India's Prime Minister Narendra Modi inaugurated the dreaded grand temple to the Hindu god Ram on Monday in Ayodhya, replacing India’s famous Babri Masjid, a 16th-century mosque.

The mosque was razed by Hindu mobs in 1992, causing nationwide riots and nearly 2,000 deaths.

Thousands of celebrities including Indian cricketer Sachin Tendulkar, Bollywood actors Kangana Ranaut, Ranbir Kapoor, Alia Bhatt, and singer Sonu Nigam among others attended the event in Ayodhya.

However, some Hindu seers and most of the opposition boycotted it, saying Modi was using it for political gains.

With general elections due in India in the next few months, rivals have accused the country’s governing Bharatiya Janata Party (BJP) of planning to seek votes in the name of the Hindu temple.

Additionally, critics argue the government is overstepping its constitutional limits by celebrating a religious event in a secular country.

The $217 million temple, funded by private donations as claimed by the temple trust, has been constructed in a 70-acre complex.

The three-storey temple, made of pink sandstone and black granite, spans 7.2 acres.
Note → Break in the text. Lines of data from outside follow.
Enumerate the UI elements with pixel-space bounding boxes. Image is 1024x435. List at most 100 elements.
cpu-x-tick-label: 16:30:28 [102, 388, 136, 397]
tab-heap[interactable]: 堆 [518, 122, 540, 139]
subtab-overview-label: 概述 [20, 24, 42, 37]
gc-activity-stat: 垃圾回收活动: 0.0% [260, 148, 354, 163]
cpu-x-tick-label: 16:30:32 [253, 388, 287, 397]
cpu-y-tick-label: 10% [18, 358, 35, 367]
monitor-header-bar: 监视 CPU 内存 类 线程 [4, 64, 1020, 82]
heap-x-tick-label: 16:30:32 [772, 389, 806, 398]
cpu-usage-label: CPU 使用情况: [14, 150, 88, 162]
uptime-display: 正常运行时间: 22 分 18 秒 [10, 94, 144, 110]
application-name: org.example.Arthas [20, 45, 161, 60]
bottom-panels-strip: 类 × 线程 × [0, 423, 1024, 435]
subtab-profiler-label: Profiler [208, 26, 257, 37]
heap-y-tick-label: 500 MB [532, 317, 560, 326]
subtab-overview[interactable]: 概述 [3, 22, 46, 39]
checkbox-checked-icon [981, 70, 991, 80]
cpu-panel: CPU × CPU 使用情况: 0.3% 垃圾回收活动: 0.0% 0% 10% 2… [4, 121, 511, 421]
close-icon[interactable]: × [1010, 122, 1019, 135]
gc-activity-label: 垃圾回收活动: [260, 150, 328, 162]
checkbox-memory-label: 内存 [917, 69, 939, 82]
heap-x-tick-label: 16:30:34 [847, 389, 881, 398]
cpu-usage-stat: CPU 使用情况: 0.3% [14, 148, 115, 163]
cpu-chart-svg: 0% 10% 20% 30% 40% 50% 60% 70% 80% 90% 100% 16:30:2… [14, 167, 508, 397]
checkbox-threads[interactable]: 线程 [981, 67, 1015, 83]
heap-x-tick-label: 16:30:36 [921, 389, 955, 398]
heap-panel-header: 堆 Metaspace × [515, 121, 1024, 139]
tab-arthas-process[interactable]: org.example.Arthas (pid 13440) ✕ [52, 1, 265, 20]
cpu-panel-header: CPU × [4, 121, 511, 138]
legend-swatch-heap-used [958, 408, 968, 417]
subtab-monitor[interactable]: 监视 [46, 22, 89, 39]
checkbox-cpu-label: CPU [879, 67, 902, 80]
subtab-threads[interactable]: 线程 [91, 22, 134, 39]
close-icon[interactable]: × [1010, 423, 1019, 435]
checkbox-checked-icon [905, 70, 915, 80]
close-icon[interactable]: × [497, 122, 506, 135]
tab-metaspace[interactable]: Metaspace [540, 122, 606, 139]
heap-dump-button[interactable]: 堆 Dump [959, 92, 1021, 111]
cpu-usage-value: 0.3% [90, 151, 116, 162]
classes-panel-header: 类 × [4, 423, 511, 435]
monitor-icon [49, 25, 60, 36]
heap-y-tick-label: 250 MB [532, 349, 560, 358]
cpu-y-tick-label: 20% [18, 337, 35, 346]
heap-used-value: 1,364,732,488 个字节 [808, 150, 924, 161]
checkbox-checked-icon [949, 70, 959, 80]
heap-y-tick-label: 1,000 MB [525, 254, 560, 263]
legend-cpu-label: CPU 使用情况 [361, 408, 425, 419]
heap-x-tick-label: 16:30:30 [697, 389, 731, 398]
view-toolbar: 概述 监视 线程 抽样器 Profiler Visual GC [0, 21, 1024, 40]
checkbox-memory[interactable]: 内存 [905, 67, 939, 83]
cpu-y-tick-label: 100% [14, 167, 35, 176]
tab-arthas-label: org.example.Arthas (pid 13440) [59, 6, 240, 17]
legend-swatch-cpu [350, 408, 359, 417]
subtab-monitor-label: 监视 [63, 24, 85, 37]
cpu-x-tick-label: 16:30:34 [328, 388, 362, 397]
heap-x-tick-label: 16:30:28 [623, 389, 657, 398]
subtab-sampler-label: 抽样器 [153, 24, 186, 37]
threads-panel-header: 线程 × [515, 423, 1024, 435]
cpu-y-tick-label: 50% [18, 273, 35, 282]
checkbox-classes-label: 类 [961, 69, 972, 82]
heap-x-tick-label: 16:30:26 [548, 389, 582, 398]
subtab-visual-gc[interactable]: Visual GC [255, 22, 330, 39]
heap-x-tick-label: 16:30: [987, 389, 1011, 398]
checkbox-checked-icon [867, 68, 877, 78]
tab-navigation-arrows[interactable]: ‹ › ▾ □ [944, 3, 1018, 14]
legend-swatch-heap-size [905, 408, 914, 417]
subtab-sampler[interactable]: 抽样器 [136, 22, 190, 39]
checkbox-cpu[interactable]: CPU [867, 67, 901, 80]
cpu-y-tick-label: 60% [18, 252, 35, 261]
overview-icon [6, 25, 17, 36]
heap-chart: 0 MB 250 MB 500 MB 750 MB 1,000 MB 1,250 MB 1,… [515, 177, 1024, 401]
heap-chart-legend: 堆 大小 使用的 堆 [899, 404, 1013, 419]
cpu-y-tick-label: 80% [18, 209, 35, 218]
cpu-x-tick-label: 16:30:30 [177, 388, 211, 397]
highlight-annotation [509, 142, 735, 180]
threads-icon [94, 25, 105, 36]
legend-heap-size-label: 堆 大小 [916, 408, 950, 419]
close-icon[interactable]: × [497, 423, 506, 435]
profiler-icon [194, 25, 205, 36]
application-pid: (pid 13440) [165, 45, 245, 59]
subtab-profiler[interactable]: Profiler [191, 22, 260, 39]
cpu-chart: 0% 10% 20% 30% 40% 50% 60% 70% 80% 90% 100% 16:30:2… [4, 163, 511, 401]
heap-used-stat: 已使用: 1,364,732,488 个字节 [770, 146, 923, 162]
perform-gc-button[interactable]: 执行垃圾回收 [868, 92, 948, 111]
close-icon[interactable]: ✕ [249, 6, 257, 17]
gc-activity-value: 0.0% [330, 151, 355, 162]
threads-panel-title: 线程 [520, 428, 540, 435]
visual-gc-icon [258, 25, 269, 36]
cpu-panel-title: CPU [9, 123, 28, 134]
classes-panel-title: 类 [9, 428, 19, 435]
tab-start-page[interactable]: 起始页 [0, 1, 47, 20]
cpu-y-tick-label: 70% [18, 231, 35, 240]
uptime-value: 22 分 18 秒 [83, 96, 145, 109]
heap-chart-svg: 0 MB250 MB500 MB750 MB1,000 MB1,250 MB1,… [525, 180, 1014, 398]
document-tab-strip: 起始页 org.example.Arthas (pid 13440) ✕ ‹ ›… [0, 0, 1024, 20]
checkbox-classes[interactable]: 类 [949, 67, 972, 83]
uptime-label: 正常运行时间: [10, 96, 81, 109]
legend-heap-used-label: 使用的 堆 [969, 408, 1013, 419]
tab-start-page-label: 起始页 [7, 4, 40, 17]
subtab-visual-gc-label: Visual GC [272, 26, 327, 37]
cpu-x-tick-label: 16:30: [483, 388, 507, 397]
A 51-inch statue of the deity was unveiled last week, placed on a marble pedestal in the sanctum sanctorum.

All roads in Ayodhya led to the new temple, with thousands of policemen deployed to ensure security and manage traffic.

The hour-long ceremony, called "Pran Pratishtha", was televised live, showing Modi performing religious rituals inside the temple's sanctum along with priests and Mohan Bhagwat, head of Rashtriya Swayamsevak Sangh (RSS) - the ideological fountainhead of Hindu nationalist parties.

Only the ground floor of the temple was opened - the rest of the structure is expected to be completed only by the end of the year.

The temple fulfils a decades-long Hindu nationalist pledge to build a shrine for their Lord Ram in Ayodhya - the flashpoint city is getting a major makeover to lure tourists from across the world.

Hindus believe Ayodhya is the birthplace of Ram, and the Babri Masjid was built on the ruins of a Ram temple. The BJP gained political prominence in the 1990s due to the movement to build a temple at the same site.

A legal battle ensued after the mosque's demolition, but in 2019, the Indian Supreme Court granted the disputed land to Hindus, while Muslims were slapped with a plot outside the city.

Before the ceremony in Ayodhya, some Muslims said that the day evoked fear and painful memories for them.

Some said they would send their children out of the city, fearing tensions might be stoked when the streets filled with Hindu devotees from around the country.